When transports from Belsen arrived, safety measures were strengthened and the transports were split up into smaller groups which we sent to different crematoriums to prevent riots. SS men formed a strong cordon and forced resisting prisoners into the gas chamber. That happened very rarely as prisoners were set at ease by the measures we undertook.

I remember one incident especially well.

One transport from Belsen arrived, approximately two-thirds, mostly men were in the gas chamber, the remaining third was in the dressing room. When three or four armed SS Unterfuhrers entered the dressing room to hasten the undressing, mutiny broke out.

The light cables were torn down, the SS men were overpowered, one of them stabbed and all of them were robbed of their weapons. As this room was in complete darkness wild shooting started between the guard near the exit door and the prisoners inside.

When I arrived I ordered the doors to be shut and I had the process of gassing the first party finished and then went into the room together with the guard carrying small searchlights, pushing the prisoners into a corner from where they were taken out singly into another room of the crematorium and shot, by my order, with small calibre weapons.”

Note that Höss mentioned the dressing room, the gas chamber and “another room of the crematorium” which must have been the morgue.

The story as told by Jerzy Tabau has a few minor points that are different. According to him, the new arrivals were told that they had to be disinfected before crossing the border into Switzerland. They were taken into an undressing room next to one of the gas chambers and ordered to disrobe. The beautiful Franceska caught the attention of SS Sergeant Major Josef Schillinger, who stared at her and ordered her to undress completely. Suddenly Franceska threw her shoe into Schillinger’s face and, as he opened his gun holster, Franceska grabbed his pistol and fired two shots, wounding him in the stomach. Then she fired a third shot, wounding another guard named Emmerich, which crippled him for life. Schillinger died on the way to the hospital.

The story, as written by Tadeusz Borowski is based on hearsay, and it disagrees with the other stories almost entirely.

*Those parts of the city outside the walls of the Jewish Quarter were called Aryan. For example in Warsaw, the city was divided into Jewish, Polish and German quarters.

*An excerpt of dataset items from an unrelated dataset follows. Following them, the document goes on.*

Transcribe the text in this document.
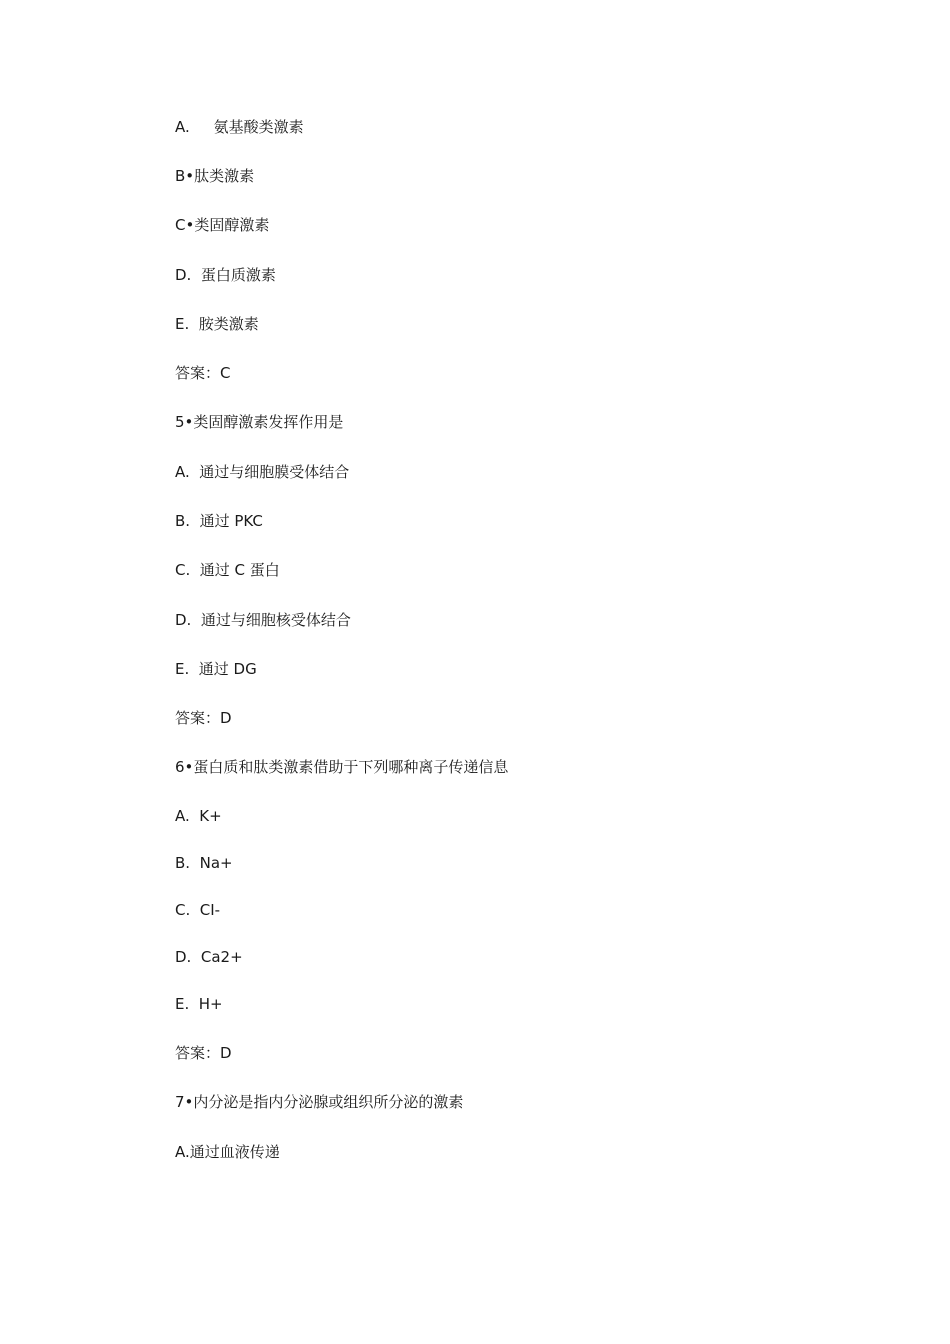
A.     氨基酸类激素
B•肽类激素
C•类固醇激素
D.  蛋白质激素
E.  胺类激素
答案：C
5•类固醇激素发挥作用是
A.  通过与细胞膜受体结合
B.  通过 PKC
C.  通过 C 蛋白
D.  通过与细胞核受体结合
E.  通过 DG
答案：D
6•蛋白质和肽类激素借助于下列哪种离子传递信息
A.  K+
B.  Na+
C.  CI-
D.  Ca2+
E.  H+
答案：D
7•内分泌是指内分泌腺或组织所分泌的激素
A.通过血液传递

Those living outside the ghetto had to have identification papers proving they were not Jewish (none of their grandparents was a member of the Jewish community), such as a baptism certificate. Such documents were sometimes called "Christian or Aryan papers". Catholic clergy in Poland forged on a mass scale baptism certificates, which were given out to Jews by the dominant Polish resistance movement Armia Krajowa (AK). Any Pole found giving any help to a Jew was subject to the death penalty.